Signaling molecules of the Wnt family are ubiquitous in biology. From cnidaria to man, they are responsible for forming the basic shape of all organisms. Without Wnt, our body would not have a top or bottom, front or rear. In addition, Wnt controls numerous other development processes in the body. Overly active Wnt signaling, on the other hand, promotes carcinogenesis.
Wnt binds to receptors on the cell surface and fulfils its "classic" functions via a highly complex cascade of protein interactions in the cell's interior. At the end of this intracellular signaling pathway, specific genes in the nucleus are read (transcribed) - the known Wnt signal stimulates transcription.
"We've always asked ourselves whether Wnt can also control functions in the body without genes being transcribed and activated," says Christof Niehrs, who heads a research department at the DKFZ and also the Institute of Molecular Biology in Mainz, which is supported by the Boehringer Ingelheim Foundation.

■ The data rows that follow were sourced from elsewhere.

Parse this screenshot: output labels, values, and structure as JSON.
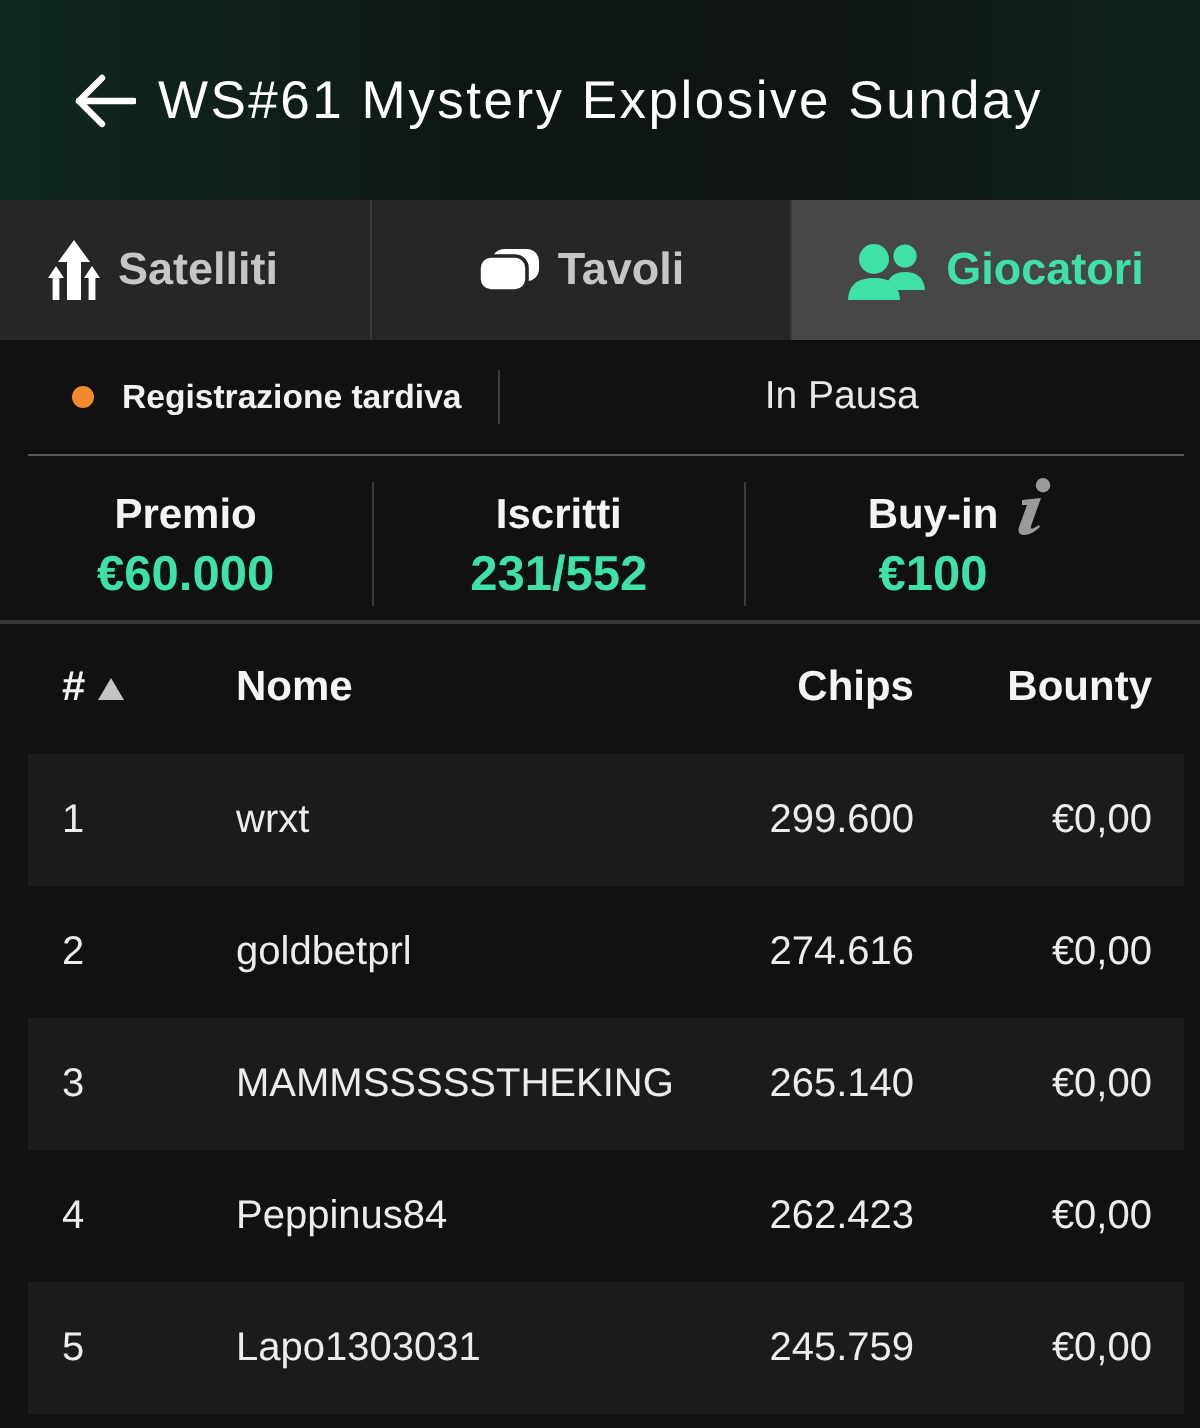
{
  "header": {
    "title": "WS#61 Mystery Explosive Sunday"
  },
  "tabs": [
    {
      "label": "Satelliti",
      "selected": false
    },
    {
      "label": "Tavoli",
      "selected": false
    },
    {
      "label": "Giocatori",
      "selected": true
    }
  ],
  "status": {
    "label": "Registrazione tardiva",
    "color": "#f08a2c",
    "state": "In Pausa"
  },
  "stats": [
    {
      "label": "Premio",
      "value": "€60.000",
      "info": false
    },
    {
      "label": "Iscritti",
      "value": "231/552",
      "info": false
    },
    {
      "label": "Buy-in",
      "value": "€100",
      "info": true
    }
  ],
  "table": {
    "columns": [
      {
        "label": "#",
        "sorted": true
      },
      {
        "label": "Nome",
        "sorted": false
      },
      {
        "label": "Chips",
        "sorted": false
      },
      {
        "label": "Bounty",
        "sorted": false
      }
    ],
    "rows": [
      {
        "rank": "1",
        "name": "wrxt",
        "chips": "299.600",
        "bounty": "€0,00"
      },
      {
        "rank": "2",
        "name": "goldbetprl",
        "chips": "274.616",
        "bounty": "€0,00"
      },
      {
        "rank": "3",
        "name": "MAMMSSSSSTHEKING",
        "chips": "265.140",
        "bounty": "€0,00"
      },
      {
        "rank": "4",
        "name": "Peppinus84",
        "chips": "262.423",
        "bounty": "€0,00"
      },
      {
        "rank": "5",
        "name": "Lapo1303031",
        "chips": "245.759",
        "bounty": "€0,00"
      }
    ]
  }
}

Niehrs and co-workers had recently found the first indications that Wnt signaling - irrespective of its influence on transcription - protects proteins from degradation. Thus, cells can grow in size and prepare for cell division. However, the researchers conceded that reliable detection of a transcription-unrelated function of Wnt is extremely difficult, because the signaling molecule's influence on gene activity is too strong and manifold.
In pursuit of this question, scientists discovered male sperm cells as an ideal study object. Spermatozoa lack the basic biological conditions for transcription, i.e., no genes are transcribed in them. This means that if Wnt really had an effect on male sex cells, this would have to rely on a different mechanism.
Spematozoa mature during their transit in the epididymis and thus acquire their ability to move forward and to fertilize an egg. In mice, Stefan Koch and Sergio Acebron from Niehrs's group have now been able to identify one of the enigmatic factors behind this maturation process.
Wnt that is released by epididymal cells is responsible for the essential motility of spermatozoa as well as for crucial changes in the properties of proteins in these cells. While signaling inside the sperm cell proceeds along the usual, known Wnt control stations, it ultimately influences different target molecules. Male mice whose cells lack a newly discovered key activator of the classic Wnt signaling pathway are infertile and their spermatozoa are malformed and immotile.
"With our results, we were able to solve two problems at one time," says Niehrs. "First, we clearly demonstrated that classic Wnt signaling controls body functions without stimulating transcription. And we now know the crucial factor that coordinates the maturation program in spermatozoa."
Koch is particularly pleased about the potential - almost unexpected - medical relevance of his research results: "Wnt apparently has a substantial influence on male fertility. Agents that block or activate the Wnt signaling pathway are already being tested in clinical trials for other applications. They might also be effective in the treatment of fertility disorders or in contraception."